Pages

Tuesday, June 17, 2014

The Bitterness of Infertility

Hello everyone,
I know it has been far too long since I have blogged, but school has sort of taken over my life. So I have finally found time to blog about something that has been nagging at me for months... Bitterness.

So here it is, my total naked truth...
Infertility has turned me into someone I don't even recognize, it has changed me into this bitter, hateful, angry, depressed person that I don't like, nor would I want to be around myself if I had the choice. A single baby announcement on Facebook and my body just oozes anger, jealousy, and resentment.
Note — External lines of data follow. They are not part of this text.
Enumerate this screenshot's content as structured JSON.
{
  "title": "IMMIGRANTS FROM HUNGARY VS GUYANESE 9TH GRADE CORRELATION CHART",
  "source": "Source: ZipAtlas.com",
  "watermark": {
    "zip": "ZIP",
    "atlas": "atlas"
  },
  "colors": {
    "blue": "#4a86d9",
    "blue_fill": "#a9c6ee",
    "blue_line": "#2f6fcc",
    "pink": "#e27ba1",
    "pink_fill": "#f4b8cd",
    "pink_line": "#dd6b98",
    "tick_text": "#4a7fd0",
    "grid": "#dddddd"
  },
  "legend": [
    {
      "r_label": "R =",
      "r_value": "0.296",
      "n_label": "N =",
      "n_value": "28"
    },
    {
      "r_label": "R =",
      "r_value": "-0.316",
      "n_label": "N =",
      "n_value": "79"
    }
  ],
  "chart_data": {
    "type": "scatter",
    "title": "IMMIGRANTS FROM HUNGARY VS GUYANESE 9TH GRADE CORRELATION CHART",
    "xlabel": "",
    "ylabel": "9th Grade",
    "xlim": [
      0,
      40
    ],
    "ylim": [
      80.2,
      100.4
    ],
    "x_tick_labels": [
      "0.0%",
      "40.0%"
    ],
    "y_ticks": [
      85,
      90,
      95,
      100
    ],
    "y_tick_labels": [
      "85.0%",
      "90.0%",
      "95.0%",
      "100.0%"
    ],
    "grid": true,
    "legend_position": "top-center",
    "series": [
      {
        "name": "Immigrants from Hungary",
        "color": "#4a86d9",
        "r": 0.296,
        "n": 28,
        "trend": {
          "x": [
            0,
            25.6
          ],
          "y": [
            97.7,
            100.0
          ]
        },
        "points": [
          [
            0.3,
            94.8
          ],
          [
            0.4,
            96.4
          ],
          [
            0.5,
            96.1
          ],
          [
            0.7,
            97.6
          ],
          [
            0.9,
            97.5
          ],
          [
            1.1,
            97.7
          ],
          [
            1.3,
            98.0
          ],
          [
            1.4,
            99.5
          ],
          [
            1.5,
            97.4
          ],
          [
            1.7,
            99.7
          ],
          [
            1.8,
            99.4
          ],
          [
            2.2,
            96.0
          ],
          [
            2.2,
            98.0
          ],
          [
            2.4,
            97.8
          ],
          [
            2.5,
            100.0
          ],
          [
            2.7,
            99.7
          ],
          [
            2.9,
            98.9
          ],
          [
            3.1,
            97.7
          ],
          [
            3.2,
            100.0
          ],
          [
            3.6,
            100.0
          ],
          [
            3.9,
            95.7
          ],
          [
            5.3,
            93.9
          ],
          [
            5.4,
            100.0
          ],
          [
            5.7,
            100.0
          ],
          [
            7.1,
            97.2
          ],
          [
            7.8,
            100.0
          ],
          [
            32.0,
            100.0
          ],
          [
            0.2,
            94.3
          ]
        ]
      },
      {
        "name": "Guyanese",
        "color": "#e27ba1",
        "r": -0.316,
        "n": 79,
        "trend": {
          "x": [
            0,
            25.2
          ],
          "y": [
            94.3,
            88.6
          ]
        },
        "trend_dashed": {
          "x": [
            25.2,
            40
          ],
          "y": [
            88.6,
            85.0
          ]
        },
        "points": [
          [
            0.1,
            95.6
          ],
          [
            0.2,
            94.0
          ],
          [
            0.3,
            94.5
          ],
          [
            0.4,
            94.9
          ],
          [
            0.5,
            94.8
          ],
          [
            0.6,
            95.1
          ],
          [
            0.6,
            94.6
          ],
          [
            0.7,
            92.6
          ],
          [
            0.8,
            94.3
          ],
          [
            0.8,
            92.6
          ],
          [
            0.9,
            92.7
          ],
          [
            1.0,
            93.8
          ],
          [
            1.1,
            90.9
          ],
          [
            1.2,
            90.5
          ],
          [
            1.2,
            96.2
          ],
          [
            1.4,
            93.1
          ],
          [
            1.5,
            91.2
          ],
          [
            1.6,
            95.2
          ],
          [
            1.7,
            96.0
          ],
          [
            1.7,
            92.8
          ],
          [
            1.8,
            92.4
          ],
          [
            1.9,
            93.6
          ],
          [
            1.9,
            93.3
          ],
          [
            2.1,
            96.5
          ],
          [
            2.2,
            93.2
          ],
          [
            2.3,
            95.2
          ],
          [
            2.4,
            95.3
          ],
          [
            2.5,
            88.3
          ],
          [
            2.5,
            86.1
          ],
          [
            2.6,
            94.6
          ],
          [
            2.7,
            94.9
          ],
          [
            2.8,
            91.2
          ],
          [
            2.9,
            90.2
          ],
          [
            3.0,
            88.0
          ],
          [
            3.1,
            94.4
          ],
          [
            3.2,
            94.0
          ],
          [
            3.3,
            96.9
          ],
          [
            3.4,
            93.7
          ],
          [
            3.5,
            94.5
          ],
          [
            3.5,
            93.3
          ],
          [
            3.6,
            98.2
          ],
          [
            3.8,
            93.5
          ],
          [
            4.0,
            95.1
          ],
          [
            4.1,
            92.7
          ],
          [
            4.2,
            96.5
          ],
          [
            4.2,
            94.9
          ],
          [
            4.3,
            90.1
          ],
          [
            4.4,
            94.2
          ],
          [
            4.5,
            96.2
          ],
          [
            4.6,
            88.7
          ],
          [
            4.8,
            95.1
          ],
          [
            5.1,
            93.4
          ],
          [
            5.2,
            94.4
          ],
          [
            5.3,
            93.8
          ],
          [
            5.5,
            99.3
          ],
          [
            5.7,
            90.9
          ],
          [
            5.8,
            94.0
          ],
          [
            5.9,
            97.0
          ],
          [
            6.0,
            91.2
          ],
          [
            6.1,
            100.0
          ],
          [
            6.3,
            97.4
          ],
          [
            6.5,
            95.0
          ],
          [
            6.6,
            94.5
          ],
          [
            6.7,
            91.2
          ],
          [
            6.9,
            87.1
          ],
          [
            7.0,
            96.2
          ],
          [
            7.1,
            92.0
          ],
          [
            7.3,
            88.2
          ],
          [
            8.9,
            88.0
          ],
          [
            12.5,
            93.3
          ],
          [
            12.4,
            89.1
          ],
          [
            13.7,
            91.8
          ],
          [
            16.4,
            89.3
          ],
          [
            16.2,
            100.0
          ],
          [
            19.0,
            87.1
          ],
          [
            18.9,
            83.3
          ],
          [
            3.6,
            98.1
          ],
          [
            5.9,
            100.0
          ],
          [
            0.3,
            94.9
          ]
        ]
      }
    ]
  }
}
The thoughts that have crossed my mind about my pregnant friends and acquaintances are so dark sometimes that I feel like I have lost myself completely. Have I really become that heartless? I cannot even look at some of my closest friends's pages out of fear of being stabbed in the heart by some "I hate being pregnant" post. The bubbly optimistic girl is long gone and in her shadow is this heartless mess of hate. How did I let myself become this person? Did I really let myself become a slave to my disease? I pity my husband and the few friends I keep around because there are some days where I just cannot find it in me to fake my happiness anymore, that is just exhausting! If this is one trying to become a mother is doing to me, is it time to stop? I have let this journey consume me. I am a green-eyed monster, the shell of a once compassionate person. How did I get here?
   

     I have lost sight of my Light... my Jesus! Only He can carry me through this darkness, only HE can heal my broken heart and even more broken body.  Only my Jesus can take away this jealousy and anger, and replace it with love and compassion. I have learned that I cannot endure this devastation on my own. So here I am, at my lowest, begging for forgiveness and peace, from my Jesus, from my friends... from everyone. And for those that know this feeling all to well, I am praying for you as well.
Until Next Time...

2 comments:

  1. Every word you said is how I feel I struggle daily with jealousy and depression. I pray we both find strength and peace.

    ReplyDelete
  2. Praying for you sweet girl!! I'll try to post more "real feel" type posts! We all have those days where we just don't have it in us to fake happy anymore!!